Lets hear some of your musical examples of VCV, I'm intrigued.



omiroad said:


> I can, it's called VCV Rack.


----------



## synthpunk (Jan 15, 2018)

nice! 

Did VCV get a full Buchla style osc btw ?


----------



## EvilDragon (Jan 16, 2018)

VCV can do a lot of great stuff. It has a pretty vivid community and there's a LOT of free modules already available for it.








There's a complex oscillator available for it - not full-on Buchla, but it very much covers the territory. For free: https://modlfo.github.io/VultModules/vessek/


Just because something's free, doesn't mean it's shit.

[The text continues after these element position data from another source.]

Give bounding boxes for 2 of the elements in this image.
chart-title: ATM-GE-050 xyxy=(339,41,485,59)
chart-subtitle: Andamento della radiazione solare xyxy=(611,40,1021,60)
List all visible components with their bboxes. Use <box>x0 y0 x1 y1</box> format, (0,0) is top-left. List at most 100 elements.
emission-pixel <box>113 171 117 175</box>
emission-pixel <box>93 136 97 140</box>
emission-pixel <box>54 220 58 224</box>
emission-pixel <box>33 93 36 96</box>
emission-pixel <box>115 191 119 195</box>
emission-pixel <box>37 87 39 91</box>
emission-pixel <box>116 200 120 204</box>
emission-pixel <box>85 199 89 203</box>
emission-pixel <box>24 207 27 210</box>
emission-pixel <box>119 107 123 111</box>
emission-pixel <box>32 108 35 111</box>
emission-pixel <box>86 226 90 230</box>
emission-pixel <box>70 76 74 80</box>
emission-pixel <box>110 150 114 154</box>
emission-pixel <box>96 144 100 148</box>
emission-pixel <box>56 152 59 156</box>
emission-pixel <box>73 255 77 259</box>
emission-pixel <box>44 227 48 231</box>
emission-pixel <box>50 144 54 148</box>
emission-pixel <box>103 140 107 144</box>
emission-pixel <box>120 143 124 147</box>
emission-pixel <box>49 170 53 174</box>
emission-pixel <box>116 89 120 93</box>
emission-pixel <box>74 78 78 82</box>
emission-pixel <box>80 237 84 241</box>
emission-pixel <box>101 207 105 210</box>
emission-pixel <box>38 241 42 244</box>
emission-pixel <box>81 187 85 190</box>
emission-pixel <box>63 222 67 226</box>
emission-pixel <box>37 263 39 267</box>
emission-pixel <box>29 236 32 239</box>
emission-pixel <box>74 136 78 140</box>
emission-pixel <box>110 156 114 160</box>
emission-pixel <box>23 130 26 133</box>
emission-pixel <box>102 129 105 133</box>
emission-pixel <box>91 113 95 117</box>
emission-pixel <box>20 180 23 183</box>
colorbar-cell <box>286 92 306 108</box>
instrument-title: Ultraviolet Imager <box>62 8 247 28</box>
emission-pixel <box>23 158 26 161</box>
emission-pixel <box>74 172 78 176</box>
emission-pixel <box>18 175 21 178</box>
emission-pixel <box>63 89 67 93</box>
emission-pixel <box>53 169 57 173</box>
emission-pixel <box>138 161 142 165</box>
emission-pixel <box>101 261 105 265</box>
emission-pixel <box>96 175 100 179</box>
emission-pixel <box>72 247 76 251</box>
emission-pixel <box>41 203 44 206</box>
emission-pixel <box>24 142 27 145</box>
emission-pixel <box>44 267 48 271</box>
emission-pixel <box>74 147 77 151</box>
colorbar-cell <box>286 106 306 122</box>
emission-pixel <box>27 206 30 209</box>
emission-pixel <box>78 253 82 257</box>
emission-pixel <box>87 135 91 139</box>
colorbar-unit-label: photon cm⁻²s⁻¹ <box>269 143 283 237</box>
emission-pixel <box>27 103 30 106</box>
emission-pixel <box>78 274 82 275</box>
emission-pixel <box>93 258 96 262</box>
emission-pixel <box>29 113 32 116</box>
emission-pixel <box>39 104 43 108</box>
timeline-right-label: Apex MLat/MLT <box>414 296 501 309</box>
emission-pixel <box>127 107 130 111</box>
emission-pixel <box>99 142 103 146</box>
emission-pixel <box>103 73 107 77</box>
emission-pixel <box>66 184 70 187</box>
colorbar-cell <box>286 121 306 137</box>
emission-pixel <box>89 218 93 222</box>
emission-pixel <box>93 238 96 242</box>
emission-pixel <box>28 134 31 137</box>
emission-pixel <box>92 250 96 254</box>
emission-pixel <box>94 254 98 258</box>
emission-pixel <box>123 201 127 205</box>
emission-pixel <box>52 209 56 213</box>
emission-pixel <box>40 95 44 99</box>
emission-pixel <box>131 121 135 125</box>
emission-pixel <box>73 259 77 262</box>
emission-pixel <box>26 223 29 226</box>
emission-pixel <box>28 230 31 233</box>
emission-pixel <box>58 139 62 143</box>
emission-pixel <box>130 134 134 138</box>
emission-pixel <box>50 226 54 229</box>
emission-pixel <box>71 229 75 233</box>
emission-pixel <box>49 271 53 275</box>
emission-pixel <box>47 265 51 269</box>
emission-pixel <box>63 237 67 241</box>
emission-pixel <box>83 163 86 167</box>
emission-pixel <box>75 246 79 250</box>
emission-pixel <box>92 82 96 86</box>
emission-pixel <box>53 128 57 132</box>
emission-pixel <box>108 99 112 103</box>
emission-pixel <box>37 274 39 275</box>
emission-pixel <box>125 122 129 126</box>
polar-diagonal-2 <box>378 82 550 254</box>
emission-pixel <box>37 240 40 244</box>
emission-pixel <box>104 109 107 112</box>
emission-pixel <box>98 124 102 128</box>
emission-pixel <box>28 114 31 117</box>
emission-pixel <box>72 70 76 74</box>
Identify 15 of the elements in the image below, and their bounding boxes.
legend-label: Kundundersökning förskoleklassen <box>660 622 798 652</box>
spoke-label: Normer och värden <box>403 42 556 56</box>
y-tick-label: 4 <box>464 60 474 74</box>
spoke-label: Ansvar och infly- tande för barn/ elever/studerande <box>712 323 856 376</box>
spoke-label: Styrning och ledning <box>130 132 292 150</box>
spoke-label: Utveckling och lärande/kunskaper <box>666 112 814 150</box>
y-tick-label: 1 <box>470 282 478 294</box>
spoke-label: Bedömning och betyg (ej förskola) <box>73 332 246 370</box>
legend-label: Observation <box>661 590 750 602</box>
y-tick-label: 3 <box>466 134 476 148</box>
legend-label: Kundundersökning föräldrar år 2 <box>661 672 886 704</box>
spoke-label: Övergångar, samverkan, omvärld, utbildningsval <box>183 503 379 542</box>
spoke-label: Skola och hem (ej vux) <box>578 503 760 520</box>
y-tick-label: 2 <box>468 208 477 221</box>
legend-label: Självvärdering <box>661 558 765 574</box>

Also, just because something is payware, doesn't mean it's the bee's knees. :D


----------



## Pier (Jan 16, 2018)

Hopefully Softube will update the UI of modular. It's clunky and it looks terrible on a retina monitor.


----------



## VinRice (Feb 4, 2018)

VCV is a pretty extraordinary achievement. The platform and user base is stable and growing. Put aside a week to enjoy the Zen bliss of falling down the rabbit hole of modular.


----------



## SoNowWhat? (Mar 2, 2018)

I should just stay off here for a whole year. Then I might just catch up with all the tools I have and haven’t had time to master. OK, let’s not even go that far and instead of master just say approaching a barely competent skill level. Now I have another to add to the list.

Does VCV have its own thread? No offence to Softube btw. My budget is limited right now so a decent freebie is always going to get my attention. In fact even if I had an unlimited budget I’d still look at it. You never know when you’ll find a gem that you click with.


----------